U.S. soldiers in Afghanistan
In this photo taken on June 6, U.S. soldiers look out over hillsides during a visit of the commander of U.S. and NATO forces in Afghanistan General Scott Miller at the Afghan National Army checkpoint in Nerkh district of Wardak province THOMAS WATKINS/AFP/Getty

According to The Associated Press report, a "key pillar" of the potential deal will be direct negotiations between the Taliban and the Afghan government to shape the future of the south Asian nation. Those negotiations would reportedly cover topics ranging from a path forward on free speech, women's rights, the fate of Taliban fighters, and what will happen to Afghan warlords.

Newsweek has reached out to the White House, the State Department and United States Central Command (CENTCOM) for comment.

Trump has repeatedly criticized U.S. involvement in expensive foreign conflicts, and has drawn controversy for his abrupt withdrawal of American forces from Syria earlier this year. His administration has pushed for ending the war in Afghanistan, where the U.S. currently has about 12,000 troops stationed.

In September, Trump publicly announced via Twitter that he had called off a secret meeting with Taliban leaders and Afghanistan's President Ashraf Ghani.

"Unbeknownst to almost everyone, the major Taliban leaders and, separately, the President of Afghanistan, were going to secretly meet with me at Camp David on Sunday. They were coming to the United States tonight," the president tweeted at the time. "Unfortunately, in order to build false leverage, they admitted to an attack in Kabul that killed one of our great great soldiers, and 11 other people. I immediately cancelled the meeting and called off peace negotiations."

"They only made it worse! If they cannot agree to a ceasefire during these very important peace talks, and would even kill 12 innocent people, then they probably don't have the power to negotiate a meaningful agreement anyway. How many more decades are they willing to fight?" he wrote.

Then on Thanksgiving, during a surprise trip to Afghanistan, Trump said he'd resumed peace talks with the Taliban.

Trump and Ghani
Afghan President Ashraf Ghani shakes hands with President Donald Trump after addressing U.S. troops at Bagram Air Field on November 28 in Afghanistan OLIVIER DOULIERY/AFP/Getty

"The Taliban wants to make a deal, and we're meeting with them," Trump said as he met with Afghanistan's president.

"We're going to stay until such time as we have a deal, or we have total victory, and they want to make a deal very badly," he added. The president also stated his desire to reduce the U.S. troop presence in the country to about 8,600 soldiers.

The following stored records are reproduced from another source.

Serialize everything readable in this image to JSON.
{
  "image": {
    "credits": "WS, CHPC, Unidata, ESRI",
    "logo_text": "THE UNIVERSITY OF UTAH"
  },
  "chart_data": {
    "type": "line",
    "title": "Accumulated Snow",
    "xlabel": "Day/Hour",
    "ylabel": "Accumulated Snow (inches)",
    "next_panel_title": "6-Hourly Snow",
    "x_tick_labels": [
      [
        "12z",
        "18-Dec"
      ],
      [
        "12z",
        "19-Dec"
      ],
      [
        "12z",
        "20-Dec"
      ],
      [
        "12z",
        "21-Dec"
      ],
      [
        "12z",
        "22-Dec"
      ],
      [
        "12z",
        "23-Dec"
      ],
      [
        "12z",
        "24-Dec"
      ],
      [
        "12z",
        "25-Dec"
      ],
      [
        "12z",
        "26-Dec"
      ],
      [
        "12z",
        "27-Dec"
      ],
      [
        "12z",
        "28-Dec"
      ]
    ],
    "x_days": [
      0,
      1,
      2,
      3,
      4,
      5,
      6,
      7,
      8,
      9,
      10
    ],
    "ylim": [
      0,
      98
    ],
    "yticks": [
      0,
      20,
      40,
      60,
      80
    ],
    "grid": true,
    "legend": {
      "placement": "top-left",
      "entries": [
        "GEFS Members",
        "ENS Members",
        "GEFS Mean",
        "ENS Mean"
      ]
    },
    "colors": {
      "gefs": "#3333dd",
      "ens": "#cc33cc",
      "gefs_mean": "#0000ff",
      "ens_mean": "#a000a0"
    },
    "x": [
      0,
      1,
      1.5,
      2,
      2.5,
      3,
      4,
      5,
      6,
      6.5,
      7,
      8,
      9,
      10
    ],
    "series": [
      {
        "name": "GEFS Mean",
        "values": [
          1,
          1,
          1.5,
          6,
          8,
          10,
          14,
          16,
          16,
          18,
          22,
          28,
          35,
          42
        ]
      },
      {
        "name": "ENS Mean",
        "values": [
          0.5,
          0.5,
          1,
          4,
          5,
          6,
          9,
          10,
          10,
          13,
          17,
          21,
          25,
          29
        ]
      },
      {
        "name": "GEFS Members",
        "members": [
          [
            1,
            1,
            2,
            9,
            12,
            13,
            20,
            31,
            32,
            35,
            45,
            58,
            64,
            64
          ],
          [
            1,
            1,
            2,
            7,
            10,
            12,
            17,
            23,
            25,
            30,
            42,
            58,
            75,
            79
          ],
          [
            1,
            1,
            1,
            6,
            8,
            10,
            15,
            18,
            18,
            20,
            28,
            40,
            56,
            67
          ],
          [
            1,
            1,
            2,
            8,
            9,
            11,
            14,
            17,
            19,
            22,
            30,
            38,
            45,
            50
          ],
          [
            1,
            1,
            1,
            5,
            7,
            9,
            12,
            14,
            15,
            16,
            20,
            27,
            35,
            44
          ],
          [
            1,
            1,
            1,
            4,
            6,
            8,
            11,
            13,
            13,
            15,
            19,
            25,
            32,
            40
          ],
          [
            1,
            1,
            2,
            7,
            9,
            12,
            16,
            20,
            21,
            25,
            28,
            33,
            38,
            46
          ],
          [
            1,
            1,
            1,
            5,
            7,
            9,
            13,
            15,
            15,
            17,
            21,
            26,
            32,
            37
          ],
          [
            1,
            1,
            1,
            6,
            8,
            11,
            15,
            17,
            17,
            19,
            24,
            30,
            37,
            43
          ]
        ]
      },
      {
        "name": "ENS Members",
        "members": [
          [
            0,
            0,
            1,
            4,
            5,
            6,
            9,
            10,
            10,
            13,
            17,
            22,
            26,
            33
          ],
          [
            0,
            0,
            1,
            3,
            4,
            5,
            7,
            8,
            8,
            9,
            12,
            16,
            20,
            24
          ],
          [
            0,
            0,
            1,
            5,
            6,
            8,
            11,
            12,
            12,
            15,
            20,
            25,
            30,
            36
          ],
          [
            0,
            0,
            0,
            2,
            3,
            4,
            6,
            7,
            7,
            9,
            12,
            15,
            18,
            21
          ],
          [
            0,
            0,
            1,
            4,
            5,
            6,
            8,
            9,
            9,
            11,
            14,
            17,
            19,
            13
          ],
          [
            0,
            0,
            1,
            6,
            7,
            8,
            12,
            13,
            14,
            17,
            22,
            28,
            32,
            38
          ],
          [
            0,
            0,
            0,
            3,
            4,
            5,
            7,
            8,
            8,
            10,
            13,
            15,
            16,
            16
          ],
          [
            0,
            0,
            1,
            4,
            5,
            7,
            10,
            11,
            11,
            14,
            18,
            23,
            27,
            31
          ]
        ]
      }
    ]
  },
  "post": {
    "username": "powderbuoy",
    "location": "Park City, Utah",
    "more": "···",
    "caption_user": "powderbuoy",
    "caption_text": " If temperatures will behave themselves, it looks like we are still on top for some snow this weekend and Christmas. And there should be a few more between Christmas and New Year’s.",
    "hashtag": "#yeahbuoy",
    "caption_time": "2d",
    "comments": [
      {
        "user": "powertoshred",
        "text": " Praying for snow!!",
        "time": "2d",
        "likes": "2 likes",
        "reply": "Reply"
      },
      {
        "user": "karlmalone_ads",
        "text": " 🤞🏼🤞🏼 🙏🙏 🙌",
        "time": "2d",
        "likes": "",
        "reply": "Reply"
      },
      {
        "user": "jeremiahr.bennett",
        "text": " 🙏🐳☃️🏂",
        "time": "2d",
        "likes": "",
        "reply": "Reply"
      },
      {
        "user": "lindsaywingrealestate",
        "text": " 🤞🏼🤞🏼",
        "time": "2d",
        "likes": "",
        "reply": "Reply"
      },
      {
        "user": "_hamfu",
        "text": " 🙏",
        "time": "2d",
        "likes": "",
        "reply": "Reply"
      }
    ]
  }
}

The news of the possible peace deal and the cease-fire came as a Taliban attack claimed at least 17 lives in Afghanistan's northern Takhar province on Sunday, Al Jazeera reported. However, those were local fighters and not U.S. troops. Taliban spokesman Zabihullah Mujahid reportedly claimed that the militant group had killed 21 gunmen and taken their weapons.

U.S. Army Sergeant First Class Michael James Goble became the 20th American to die this year in the ongoing war in Afghanistan. The Pentagon announced Goble's death two days before Christmas.

This article has been updated with additional background information.